Alert 'CephClusterCriticallyFull' not triggered when ceph filled 85% of its capacity.

Product:

[Red Hat Storage] Red Hat OpenShift Data Foundation

Reporter:

Nagendra Reddy <nagreddy>

Component:

ceph-monitoring

Assignee:

arun kumar mohan <amohan>

Status:

ASSIGNED ---

QA Contact:

Harish NV Rao <hnallurv>

Severity:

medium

Docs Contact:

Priority:

unspecified

Version:

4.16

CC:

amohan, odf-bz-bot

Target Milestone:

---

Flags:

amohan: needinfo? (nagreddy)

Target Release:

---

Hardware:

Unspecified

OS:

Unspecified

Whiteboard:

Fixed In Version:

Doc Type:

If docs needed, set a value

Doc Text:

Story Points:

---

Clone Of:

Environment:

Last Closed:

Type:

Bug

Regression:

---

Mount Type:

---

Documentation:

---

CRM:

Verified Versions:

Category:

---

oVirt Team:

---

RHEL 7.3 requirements from Atomic Host:

Cloudforms Team:

---

Target Upstream Version:

Embargoed:

Attachments:

Description	Flags
Pools 100% utilised when raw 85% used	none

Description Nagendra Reddy 2024-07-10 13:58:37 UTC

Created attachment 2039415 [details]
Pools 100% utilised when raw 85% used

Description of problem (please be detailed as possible and provide log
snippests):

I have filled 85% of my cluster capacity in 100Gi OSDs using benchmark-operator 
io. I observed 'CephClusterCriticallyFull' didn't triggered in the cluster.

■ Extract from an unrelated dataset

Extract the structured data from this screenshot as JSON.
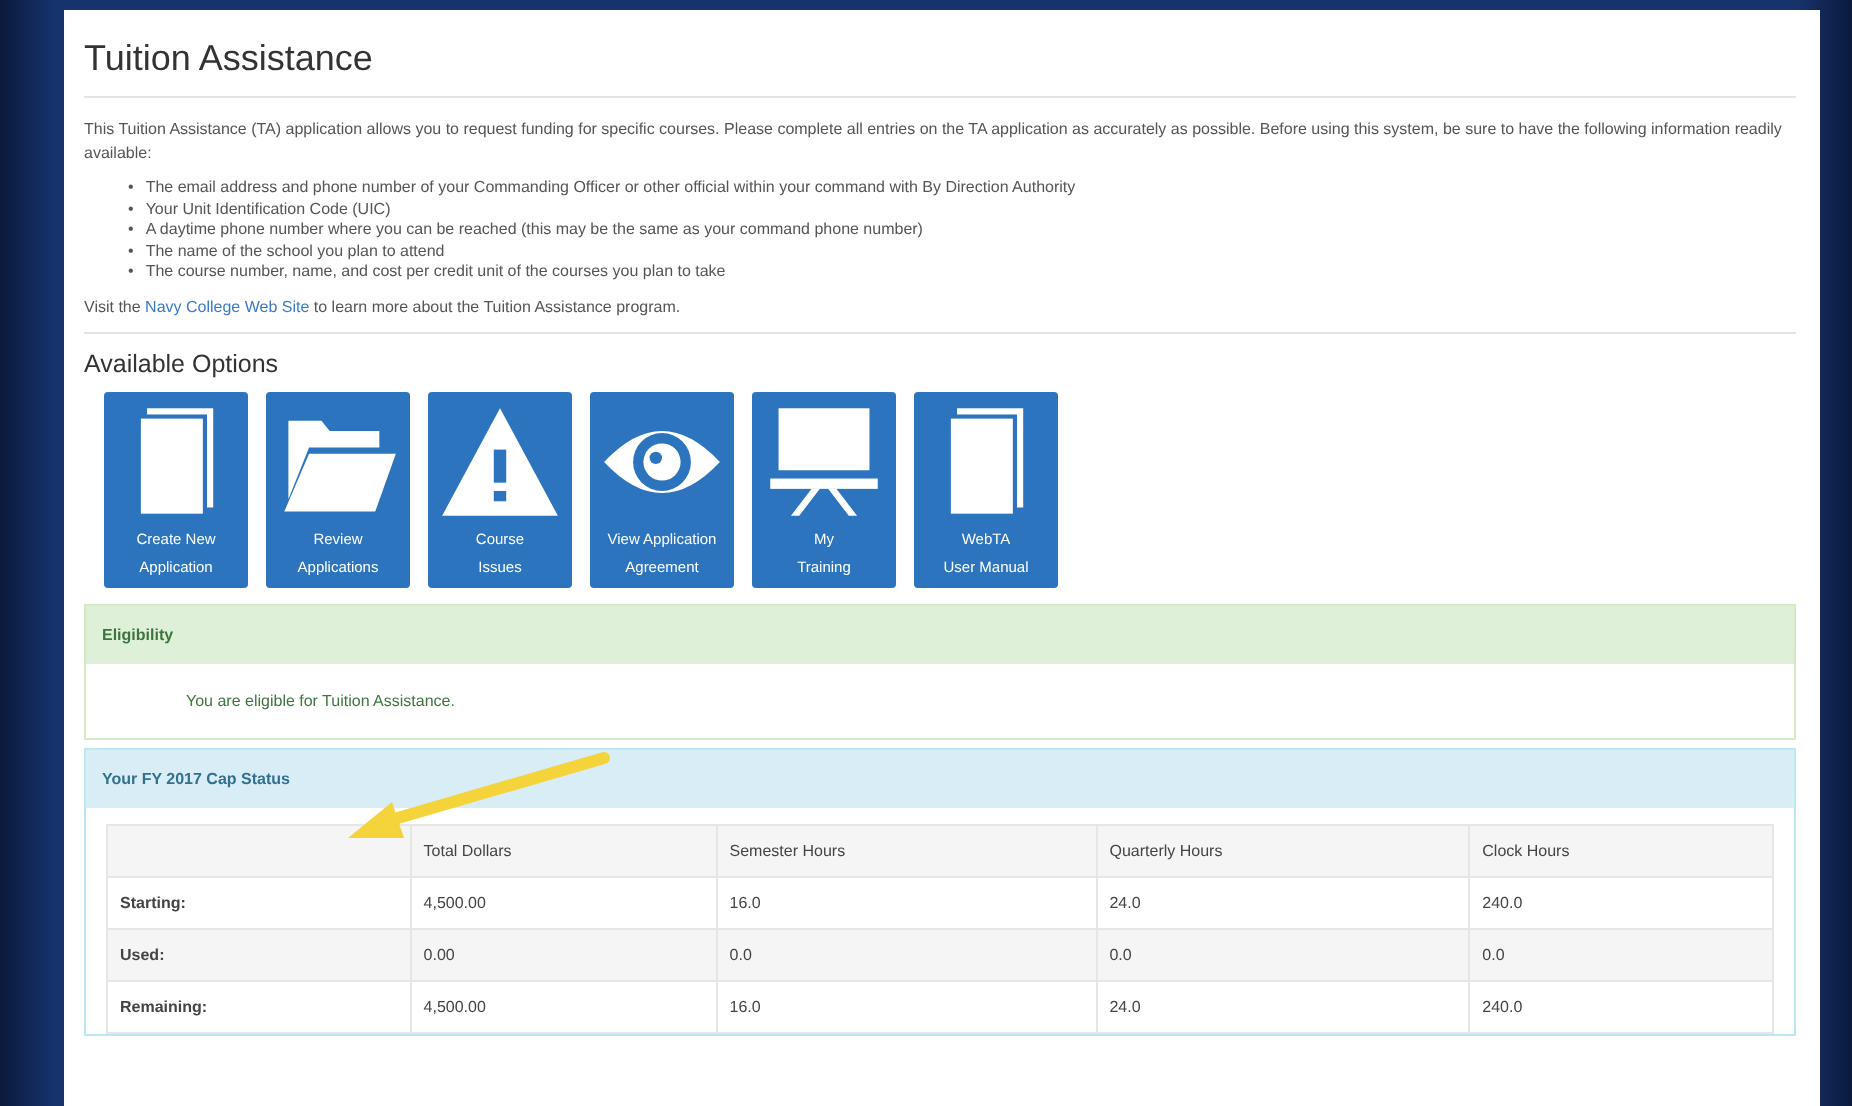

Version of all relevant components (if applicable):
ocp: 4.16.0-0.nightly-2024-07-09-093958
odf: 4.16.0-rhodf

Does this issue impact your ability to continue to work with the product
(please explain in detail what is the user impact)?
Y

Is there any workaround available to the best of your knowledge?
No

Rate from 1 - 5 the complexity of the scenario you performed that caused this
bug (1 - very simple, 5 - very complex)?
2

Can this issue reproducible?
Intermittent

Can this issue reproduce from the UI?


If this is a regression, please provide more details to justify this:


Steps to Reproduce:
1. Fill the cluster till 85% using benchmark-operator io.
2. No alerts will be seen for Clustercriticalfull.
3. I tried this on IBM cloud 100Gi OSD cluster.

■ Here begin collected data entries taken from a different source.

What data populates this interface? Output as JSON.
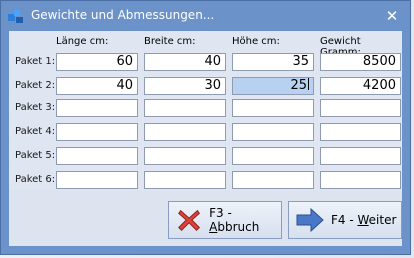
{
  "window": {
    "title": "Gewichte und Abmessungen...",
    "close_glyph": "✕"
  },
  "columns": [
    "Länge cm:",
    "Breite cm:",
    "Höhe cm:",
    "Gewicht Gramm:"
  ],
  "rows": [
    {
      "label": "Paket 1:",
      "values": [
        "60",
        "40",
        "35",
        "8500"
      ]
    },
    {
      "label": "Paket 2:",
      "values": [
        "40",
        "30",
        "25",
        "4200"
      ]
    },
    {
      "label": "Paket 3:",
      "values": [
        "",
        "",
        "",
        ""
      ]
    },
    {
      "label": "Paket 4:",
      "values": [
        "",
        "",
        "",
        ""
      ]
    },
    {
      "label": "Paket 5:",
      "values": [
        "",
        "",
        "",
        ""
      ]
    },
    {
      "label": "Paket 6:",
      "values": [
        "",
        "",
        "",
        ""
      ]
    }
  ],
  "selected_cell": {
    "row": 1,
    "col": 2
  },
  "buttons": {
    "cancel": {
      "prefix": "F3 - ",
      "underlined": "A",
      "rest": "bbruch",
      "icon": "red-x-icon"
    },
    "next": {
      "prefix": "F4 - ",
      "underlined": "W",
      "rest": "eiter",
      "icon": "right-arrow-icon"
    }
  },
  "colors": {
    "titlebar": "#6b93c9",
    "client": "#dfe6f1",
    "selection": "#b9d1f0"
  }
}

There is a similar test [tests/cross_functional/system_test/test_cluster_full_and_recovery.py] automated which may help in reproducing this issue.


Actual results:
 Alert 'CephClusterCriticallyFull' not triggered.

Expected results:
Alert 'CephClusterCriticallyFull' should be triggered at 85% of cluster full.

Additional info:

I observed pools were 100% utilised when RAW used capacity was 85%. Is this the reason for not triggering the alert? Not sure.

Comment 6 Sunil Kumar Acharya 2024-09-17 10:05:02 UTC

Moving the non-blocker BZs out of ODF-4.17.0 as part of Development Freeze.